Riaumandiri.co – Presiden Palestina Mahmoud Abbas telah memberhentikan sebagian besar gubernur di Tepi Barat dan Jalur Gaza. Langkah itu dipandang sebagai upaya Abbas memenuhi tuntutan perombakan politik di tubuh Otoritas Palestina yang popularitasnya dinilai menurun.
“Presiden Mahmoud Abbas hari ini menerbitkan keputusan presiden yang memensiunkan sejumlah gubernur dari beberapa gubernuran di Tepi Barat dan Jalur Gaza,” demikian bunyi laporan kantor berita Palestina, WAFA, Kamis (10/8).
Di Jalur Gaza, gubernur yang diberhentikan atau dipensiunkan adalah gubernur Gaza Utara, Gaza, Khan Yunis, dan Rafah. Sementara gubernur di Tepi Barat yang diberhentikan adalah gubernur Jenin, Nablus, Qalqilya, Tulkarm, Betlehem, Hebron, Tubas, dan Jericho.
“Presiden Abbas juga mengeluarkan keputusan presiden untuk membentuk sebuah komite yang ditugaskan untuk memilih calon gubernur yang lowong dan merekomendasikan mereka kepada Presiden untuk keputusan akhir,” kata WAFA.

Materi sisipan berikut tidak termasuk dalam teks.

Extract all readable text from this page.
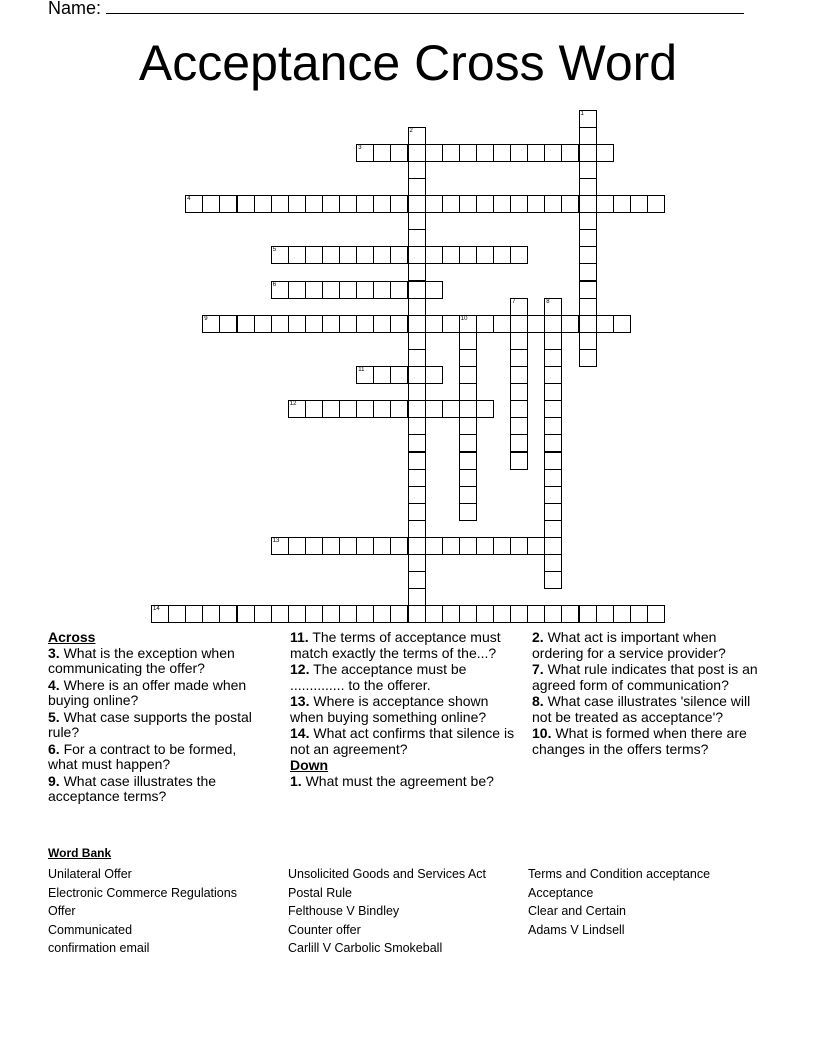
Name:
Acceptance Cross Word
3
4
5
6
9	10
11
12
13
14
1
2
7	8
Across
3. What is the exception when communicating the offer?
4. Where is an offer made when buying online?
5. What case supports the postal rule?
6. For a contract to be formed, what must happen?
9. What case illustrates the acceptance terms?
11. The terms of acceptance must match exactly the terms of the...?
12. The acceptance must be .............. to the offerer.
13. Where is acceptance shown when buying something online?
14. What act confirms that silence is not an agreement?
Down
1. What must the agreement be?
2. What act is important when ordering for a service provider?
7. What rule indicates that post is an agreed form of communication?
8. What case illustrates 'silence will not be treated as acceptance'?
10. What is formed when there are changes in the offers terms?
Word Bank
Unilateral Offer
Electronic Commerce Regulations
Offer
Communicated
confirmation email
Unsolicited Goods and Services Act
Postal Rule
Felthouse V Bindley
Counter offer
Carlill V Carbolic Smokeball
Terms and Condition acceptance
Acceptance
Clear and Certain
Adams V Lindsell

Meskipun para gubernur Palestina telah mengharapkan perombakan selama bertahun-tahun karena tuntutan perubahan yang meningkat, tapi banyak di antara mereka terkejut dengan keputusan Abbas. Kendati demikian, tak ada yang menolak atau menentang keputusan tersebut.
“Saya bisa mengerti betapa pentingnya darah segar. Ini adalah keputusan presiden, dan bahkan jika kami tidak memahami semua alasannya, kami akan mematuhinya,” ujar Jihad Abu al-Assad, gubernur Jericho dan Lembah Yordan.
Analis politik Jehad Harb menilai, keputusan Abbas memberhentikan sejumlah gubernur di Tepi Barat dan Jalur Gaza merupakan pengakuan atas merosotnya kepopuleran Otoritas Palestina. Langkah Abbas pun menunjukkan bahwa dia mengindahkan seruan untuk perombakan.
Harb mengatakan, diberhentikannya sejumlah gubernur Palestina di Tepi Barat dan Jalur Gaza secara otomatis akan memberikan Otoritas Palestina wajah baru. “Namun itu tidak akan mengubah apa pun. (Abbas) sedang mencoba membangun kembali kepercayaan publik, tapi itu akan membutuhkan lebih banyak lagi,” ucapnya.
Warga Palestina tak memiliki kesempatan memberikan suara dalam pemilu nasional sejak 2006. Masa jabatan Abbas sebagai presiden, secara teknis seharusnya telah berakhir pada 2009. Selain pendudukan Israel, perselisihan di internal Palestina menjadi hambatan penyelenggaraan pemilu.